Just a Thought: April 12, 2017
Millfair is worth dirtying your hands.
The urge to "get the dirt on someone" fuels tabloids and websites, while focusing on actual soil seems less titillating. But it shouldn't.
Wendell Berry calls soil "the great connector of lives, the source and destination of all. … Without proper care for it we can have no community, because without proper care for it we can have no life."
Our soil absorbs everything we do, everything we are, everything we'll ever create or buy or throw out or dream up or be.
The awful reality that fact entails is a lot to swallow – and swallow it, we do, since everything we eat depends on soil, too. But there are steps we can take to return our land to better health. And for Erie County residents, the Millfair Compost and Recycling Center, located on Millfair Road at the border of Millcreek and Fairview townships, is a good place to start.

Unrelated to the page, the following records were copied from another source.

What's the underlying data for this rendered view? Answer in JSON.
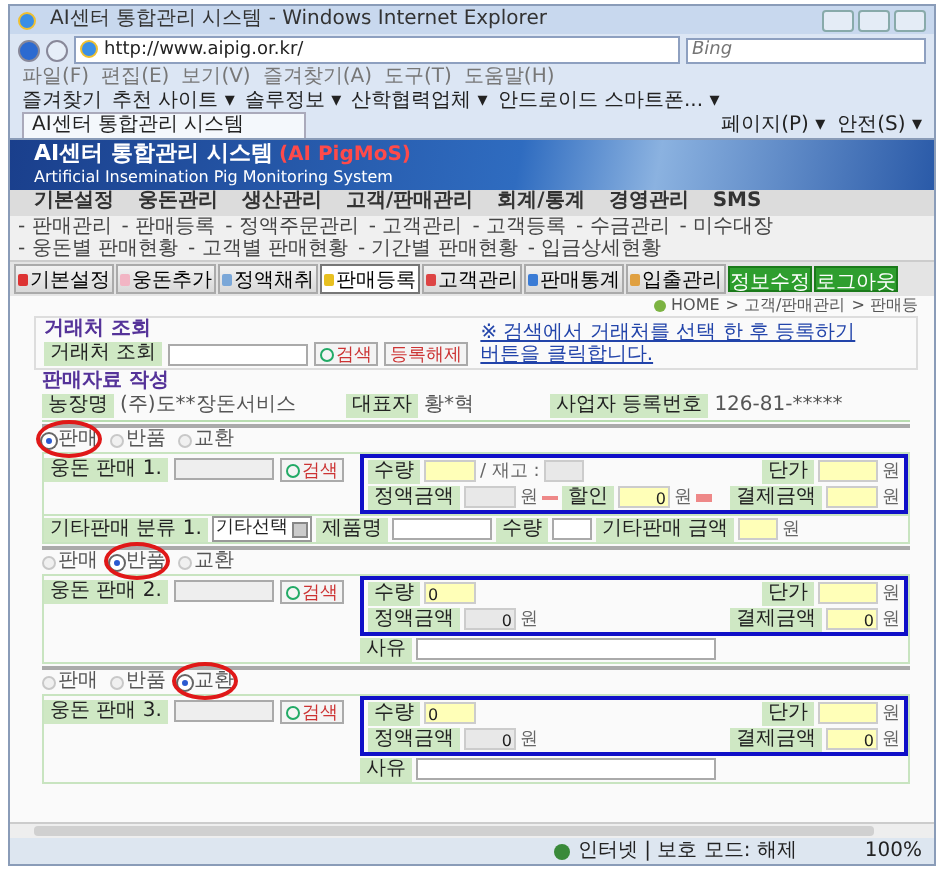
{
  "browser": {
    "title": "AI센터 통합관리 시스템 - Windows Internet Explorer",
    "url": "http://www.aipig.or.kr/",
    "search_placeholder": "Bing",
    "menu": [
      "파일(F)",
      "편집(E)",
      "보기(V)",
      "즐겨찾기(A)",
      "도구(T)",
      "도움말(H)"
    ],
    "favorites": [
      "즐겨찾기",
      "추천 사이트 ▾",
      "솔루정보 ▾",
      "산학협력업체 ▾",
      "안드로이드 스마트폰... ▾"
    ],
    "tab_title": "AI센터 통합관리 시스템",
    "commands": [
      "페이지(P) ▾",
      "안전(S) ▾"
    ]
  },
  "banner": {
    "title": "AI센터 통합관리 시스템",
    "title_suffix": "(AI PigMoS)",
    "subtitle": "Artificial Insemination Pig Monitoring System"
  },
  "main_nav": [
    "기본설정",
    "웅돈관리",
    "생산관리",
    "고객/판매관리",
    "회계/통계",
    "경영관리",
    "SMS"
  ],
  "sub_nav": [
    "- 판매관리",
    "- 판매등록",
    "- 정액주문관리",
    "- 고객관리",
    "- 고객등록",
    "- 수금관리",
    "- 미수대장",
    "- 웅돈별 판매현황",
    "- 고객별 판매현황",
    "- 기간별 판매현황",
    "- 입금상세현황"
  ],
  "toolbar": [
    {
      "label": "기본설정",
      "selected": false
    },
    {
      "label": "웅돈추가",
      "selected": false
    },
    {
      "label": "정액채취",
      "selected": false
    },
    {
      "label": "판매등록",
      "selected": true
    },
    {
      "label": "고객관리",
      "selected": false
    },
    {
      "label": "판매통계",
      "selected": false
    },
    {
      "label": "입출관리",
      "selected": false
    }
  ],
  "account_buttons": [
    "정보수정",
    "로그아웃"
  ],
  "breadcrumb": [
    "HOME",
    "> 고객/판매관리",
    "> 판매등"
  ],
  "customer_search": {
    "legend": "거래처 조회",
    "label": "거래처 조회",
    "search_button": "검색",
    "clear_button": "등록해제",
    "hint": "※ 검색에서 거래처를 선택 한 후 등록하기 버튼을 클릭합니다."
  },
  "sales_form": {
    "legend": "판매자료 작성",
    "farm_label": "농장명",
    "farm_value": "(주)도**장돈서비스",
    "rep_label": "대표자",
    "rep_value": "황*혁",
    "biz_label": "사업자 등록번호",
    "biz_value": "126-81-*****"
  },
  "entries": [
    {
      "kind": "sale",
      "options": [
        {
          "label": "판매",
          "selected": true
        },
        {
          "label": "반품",
          "selected": false
        },
        {
          "label": "교환",
          "selected": false
        }
      ],
      "product_label": "웅돈 판매 1.",
      "search_button": "검색",
      "quantity_label": "수량",
      "stock_label": "/ 재고 :",
      "price_label": "단가",
      "price_unit": "원",
      "amount_label": "정액금액",
      "amount_unit": "원",
      "discount_label": "할인",
      "discount": "0",
      "discount_unit": "원",
      "payment_label": "결제금액",
      "payment_unit": "원",
      "other_label": "기타판매 분류 1.",
      "other_select": "기타선택",
      "product_name_label": "제품명",
      "other_qty_label": "수량",
      "other_amount_label": "기타판매 금액",
      "other_unit": "원"
    },
    {
      "kind": "return",
      "options": [
        {
          "label": "판매",
          "selected": false
        },
        {
          "label": "반품",
          "selected": true
        },
        {
          "label": "교환",
          "selected": false
        }
      ],
      "product_label": "웅돈 판매 2.",
      "search_button": "검색",
      "quantity_label": "수량",
      "quantity": "0",
      "price_label": "단가",
      "price_unit": "원",
      "amount_label": "정액금액",
      "amount": "0",
      "amount_unit": "원",
      "payment_label": "결제금액",
      "payment": "0",
      "payment_unit": "원",
      "reason_label": "사유"
    },
    {
      "kind": "return",
      "options": [
        {
          "label": "판매",
          "selected": false
        },
        {
          "label": "반품",
          "selected": false
        },
        {
          "label": "교환",
          "selected": true
        }
      ],
      "product_label": "웅돈 판매 3.",
      "search_button": "검색",
      "quantity_label": "수량",
      "quantity": "0",
      "price_label": "단가",
      "price_unit": "원",
      "amount_label": "정액금액",
      "amount": "0",
      "amount_unit": "원",
      "payment_label": "결제금액",
      "payment": "0",
      "payment_unit": "원",
      "reason_label": "사유"
    }
  ],
  "status_bar": {
    "zone": "인터넷 | 보호 모드: 해제",
    "zoom": "100%"
  }
}
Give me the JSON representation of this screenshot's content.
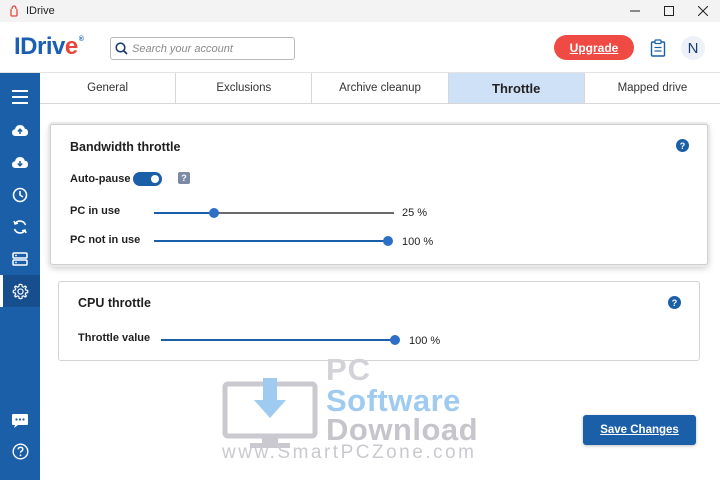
{
  "window": {
    "title": "IDrive",
    "controls": [
      "minimize-icon",
      "maximize-icon",
      "close-icon"
    ]
  },
  "header": {
    "logo_text": "IDriv",
    "logo_accent": "e",
    "search_placeholder": "Search your account",
    "upgrade_label": "Upgrade",
    "avatar_initial": "N"
  },
  "sidebar": {
    "items": [
      {
        "icon": "menu-icon"
      },
      {
        "icon": "cloud-upload-icon"
      },
      {
        "icon": "cloud-download-icon"
      },
      {
        "icon": "history-icon"
      },
      {
        "icon": "sync-icon"
      },
      {
        "icon": "server-icon"
      },
      {
        "icon": "gear-icon",
        "active": true
      },
      {
        "icon": "chat-icon"
      },
      {
        "icon": "help-icon"
      }
    ]
  },
  "tabs": [
    {
      "label": "General"
    },
    {
      "label": "Exclusions"
    },
    {
      "label": "Archive cleanup"
    },
    {
      "label": "Throttle",
      "active": true
    },
    {
      "label": "Mapped drive"
    }
  ],
  "bandwidth": {
    "title": "Bandwidth throttle",
    "auto_pause_label": "Auto-pause",
    "auto_pause_on": true,
    "pc_in_use_label": "PC in use",
    "pc_in_use_value": "25 %",
    "pc_in_use_level": 25,
    "pc_not_in_use_label": "PC not in use",
    "pc_not_in_use_value": "100 %",
    "pc_not_in_use_level": 100
  },
  "cpu": {
    "title": "CPU throttle",
    "throttle_label": "Throttle value",
    "throttle_value": "100 %",
    "throttle_level": 100
  },
  "watermark": {
    "line1": "PC",
    "line2": "Software",
    "line3": "Download",
    "url": "www.SmartPCZone.com"
  },
  "save_label": "Save Changes",
  "colors": {
    "accent": "#1b5fa9",
    "upgrade": "#ef4a43",
    "active_tab": "#cfe1f7"
  }
}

The center, a joint effort of Millcreek and Fairview townships, offers naturally beautiful fine and coarse bark mulches, leaf compost, and other landscape amendments at prices that help make healthier soil and lovelier landscapes accessible.
Though only Millcreek, Fairview, and some other West County residents or landscapers may discard yard waste there, anyone can purchase their products. If you have a pickup or a trailer, you can buy large quantities at bargain prices. But anybody with a garbage can or bucket can bring home enough for smaller projects – often for around the cost of a cup of coffee – and get a good shoveling workout, to boot.
I learned about the center a few years back at one of Environment Erie's composting workshops. I was in the midst of developing what can now only be described as an obsession with growing things – especially food. Of course, the soil's the thing, regardless of what you're growing. And though compost truly is the "black gold" it's often called, it's hard for a small household to make enough for bigger projects.
Meanwhile, bags of compost or mulch – even on sale – can make extensive gardening prohibitive for those of us who are "beg, steal, or borrow" gardeners, with the bulk of our plants coming from divisions of others' perennials, garden center clearance shelves, or garage sale tables.
Last summer, I came into a cache of gorgeous ornamental grasses that had been divided from giant mature plants. That I had nowhere to plant them didn't stop me from filling our poor car's trunk. (Logic has never been my strong suit when faced with free flora.)
I laid down cardboard boxes to stifle underlying grass in what's left of our lawn, then headed to Millfair with a shovel and a couple of garbage cans sticking out of the trunk. Shortly thereafter, I'd built up a bed of soil and leaf compost for virtually no money. I added composted manure I'd acquired from Liz and George Farms on Route 99 (also shoveled into garbage cans in the trunk – need a ride, anyone?) and the grasses are thriving today.
We've installed several raised beds in the last few years, and Millfair's leaf compost has been a key component in all of them, just as it was when our neighbor started a community garden in her big side yard down the street. Leaf compost isn't as nutrient-packed as kitchen compost or manure, but it does improve soil composition and reduce the need for expensive fertilizers with the potential to contribute to Lake Erie's harmful algal blooms.
And topping permanent beds with a thick layer of Millfair's fine bark mulch has practically eliminated the need to weed – or to ever apply questionable synthetic herbicides like the glyphosate in Roundup, prohibited in some countries.
Plus, no plastic bags or containers to discard.
But the best part? Both crews who operate Millfair – one from Millcreek and one from Fairview – are a joy to work with, wonderfully helpful and with great senses of humor. When I visit on windier days, I swallow a lot of mulch because I'm laughing so hard. But someone's gotta do the dirty work.